Adıyaman çok ilgi çekmeyen bir şehir olmasına rağmen Türk, Kürt, Ermeni, Süryani, Arap vs. halklarının ortak yaşadıkları çok kültürlü güzel bir şehirdir. O şehir kendi sıcaklığı içerisinde sağcısı-solcusuyla dostane ilişkilerde yaratmıştır.

Beynelmilel’deki oyuncuların çoğu dostlarıydı. Cezmi Baskın, Meral Okay, kısa rollerle Kahtalı Mıçe, Dilberay hatta Ece Temelkuran bile vardır.

Çıkını doluydu demiştik. Art arda kâh kendi senaryosunu yazdığı filmlerde kâh başka filmlerle gözükmeye başladı. Toplayabildiklerimizi buraya alırsak iyi olacak.

Onca yoksulluk arasında Yılmaz Güney’in Duvar Filmini seyrettikten sonra Barış Pirhasan’dan sinema dersleri alır. Sokağın sesini avucunda toplayıp entelektüel dehasıyla arkasına bakmadan güzel şeyler yaratarak adeta bir buldozer gibi yolunu yara yara gidiyordu. Yaşar Kemal, Nazım için ‘Şehzade torunuydu. Bir şiir yazdı kolundan tutup zindana attılar. Bursa zindanında halkı daha yakından tanıdı. Şeh Bedreddin Destanı’nı, Memleketimden İnsan Manzaraları gibi çağlar boyu yankılanacak şiirler yazdı’ dediğinde haklıydı. Bu memleket böyleydi neredeyse yolu zindandan geçmeyen aydın yazar yok gibidir.

Sırrı Süreyya acılı yaşamını yedeğine alarak sahnede oyuncu, Mecliste hatip, sokakta halkının sesi oldu.

Gezi’de kendisini iş makinasının önüne atarak ‘Alın olan canımı, alın, almazsanız namertsiniz, Nizamülmülk müsünüz nesiniz milletin ekmeğiyle oynuyorsunuz.’ diye bağırıyordu.

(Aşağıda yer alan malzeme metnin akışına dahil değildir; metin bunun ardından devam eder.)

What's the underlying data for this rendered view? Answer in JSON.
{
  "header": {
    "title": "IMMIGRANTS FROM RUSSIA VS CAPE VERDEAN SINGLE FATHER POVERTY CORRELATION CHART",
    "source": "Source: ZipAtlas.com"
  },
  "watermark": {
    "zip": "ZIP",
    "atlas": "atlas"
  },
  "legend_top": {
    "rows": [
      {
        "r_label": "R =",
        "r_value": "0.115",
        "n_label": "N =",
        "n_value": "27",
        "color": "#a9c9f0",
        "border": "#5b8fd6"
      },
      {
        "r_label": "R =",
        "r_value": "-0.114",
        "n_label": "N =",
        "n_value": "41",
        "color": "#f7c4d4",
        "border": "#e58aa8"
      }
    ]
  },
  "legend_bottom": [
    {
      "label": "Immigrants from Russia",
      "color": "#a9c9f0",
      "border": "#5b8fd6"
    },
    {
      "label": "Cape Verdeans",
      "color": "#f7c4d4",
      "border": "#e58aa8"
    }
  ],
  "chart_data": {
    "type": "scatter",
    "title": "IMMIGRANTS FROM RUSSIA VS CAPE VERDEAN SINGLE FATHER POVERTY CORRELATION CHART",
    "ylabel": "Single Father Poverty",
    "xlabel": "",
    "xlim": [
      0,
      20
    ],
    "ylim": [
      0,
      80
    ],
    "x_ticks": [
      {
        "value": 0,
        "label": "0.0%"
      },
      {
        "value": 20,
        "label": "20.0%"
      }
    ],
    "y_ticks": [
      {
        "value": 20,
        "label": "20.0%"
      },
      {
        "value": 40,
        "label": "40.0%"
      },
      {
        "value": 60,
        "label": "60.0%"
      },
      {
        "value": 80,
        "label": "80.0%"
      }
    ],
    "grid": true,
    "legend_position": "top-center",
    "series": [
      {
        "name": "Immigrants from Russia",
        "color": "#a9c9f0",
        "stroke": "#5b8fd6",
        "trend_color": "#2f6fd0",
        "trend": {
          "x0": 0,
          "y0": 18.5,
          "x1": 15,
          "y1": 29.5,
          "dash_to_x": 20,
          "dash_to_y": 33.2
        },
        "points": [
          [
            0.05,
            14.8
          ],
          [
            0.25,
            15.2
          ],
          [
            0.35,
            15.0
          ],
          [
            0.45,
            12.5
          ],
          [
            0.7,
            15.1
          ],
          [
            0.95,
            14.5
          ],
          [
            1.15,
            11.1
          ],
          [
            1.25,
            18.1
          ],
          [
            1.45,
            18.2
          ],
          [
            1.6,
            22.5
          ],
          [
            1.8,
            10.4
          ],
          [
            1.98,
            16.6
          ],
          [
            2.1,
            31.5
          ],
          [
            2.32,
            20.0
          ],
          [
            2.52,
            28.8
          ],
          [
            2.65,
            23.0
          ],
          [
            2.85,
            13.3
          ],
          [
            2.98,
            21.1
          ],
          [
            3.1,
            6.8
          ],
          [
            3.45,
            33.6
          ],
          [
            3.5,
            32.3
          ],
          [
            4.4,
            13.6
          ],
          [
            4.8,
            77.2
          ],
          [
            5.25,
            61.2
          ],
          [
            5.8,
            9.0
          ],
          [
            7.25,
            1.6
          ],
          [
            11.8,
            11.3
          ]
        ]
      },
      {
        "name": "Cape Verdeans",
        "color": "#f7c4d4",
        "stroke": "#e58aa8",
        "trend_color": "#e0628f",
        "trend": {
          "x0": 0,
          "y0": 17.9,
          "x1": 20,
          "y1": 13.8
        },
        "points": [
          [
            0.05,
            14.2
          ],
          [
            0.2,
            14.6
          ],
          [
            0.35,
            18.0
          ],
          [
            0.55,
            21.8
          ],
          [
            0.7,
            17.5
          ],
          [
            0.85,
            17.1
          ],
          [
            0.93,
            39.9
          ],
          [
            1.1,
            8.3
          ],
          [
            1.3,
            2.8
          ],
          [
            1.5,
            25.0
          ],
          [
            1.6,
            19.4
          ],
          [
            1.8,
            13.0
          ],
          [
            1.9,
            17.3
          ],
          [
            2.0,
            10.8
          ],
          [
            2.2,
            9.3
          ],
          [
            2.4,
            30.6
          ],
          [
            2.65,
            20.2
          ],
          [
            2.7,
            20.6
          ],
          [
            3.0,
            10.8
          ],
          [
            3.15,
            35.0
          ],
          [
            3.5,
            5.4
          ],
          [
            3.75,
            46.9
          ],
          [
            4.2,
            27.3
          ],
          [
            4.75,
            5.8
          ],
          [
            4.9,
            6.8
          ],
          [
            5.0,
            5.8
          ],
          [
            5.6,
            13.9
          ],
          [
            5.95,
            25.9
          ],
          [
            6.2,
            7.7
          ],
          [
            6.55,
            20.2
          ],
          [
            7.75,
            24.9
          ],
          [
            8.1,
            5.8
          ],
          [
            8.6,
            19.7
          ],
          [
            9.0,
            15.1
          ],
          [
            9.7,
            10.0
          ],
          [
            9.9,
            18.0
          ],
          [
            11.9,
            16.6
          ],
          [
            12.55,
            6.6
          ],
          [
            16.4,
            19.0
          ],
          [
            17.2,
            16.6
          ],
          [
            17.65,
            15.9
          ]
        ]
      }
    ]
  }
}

Bu kısa hayatına ne çok şey sığdırmıştı.

Yine bir gün Türkiye Büyük Millet Meclisi kürsüsünde de dile getirdiği gibi, “Kürt değil, Türkmen”di, ama Kürt halkının dertlerini de dert edinmişti.

Evet bu hatibin kendisinden bir sözü yine buraya alalım; ‘hayat dediğiniz ne ki, bir türkü kadar kısadır’ derken aslında kendisinin yaklaştığı sonunu anlatıyordu.

Ahmet Türk’e ‘Barışı görmeden ölmek yok’ dediğinden çok kısa bir ara sonra tekleyen kalbi onu gece yarısı Florence Nightingale Hastanesinin yoğun bakımına götürmüştü. 18 gün dayanabildi. Bu 18 gün hastane her gün miting alanı gibiydi.

Gece yarıları inşaat işçileri, kâğıt toplayıcılar hastane kapısında bekleşiyorlardı. Sırtında deri ceket, bacağındaki kadife pantolonuyla ortalarda gezinen kendilerine benzeyen “Sırrı Abelerinin” uyanmasını bekliyorlardı. Kör gecenin kahpe karanlığında kara haber çabuk ulaştı dört bir yana, Sırrı Süreyya Önder’in yaralı kalbi daha fazla onu taşıyamamıştı.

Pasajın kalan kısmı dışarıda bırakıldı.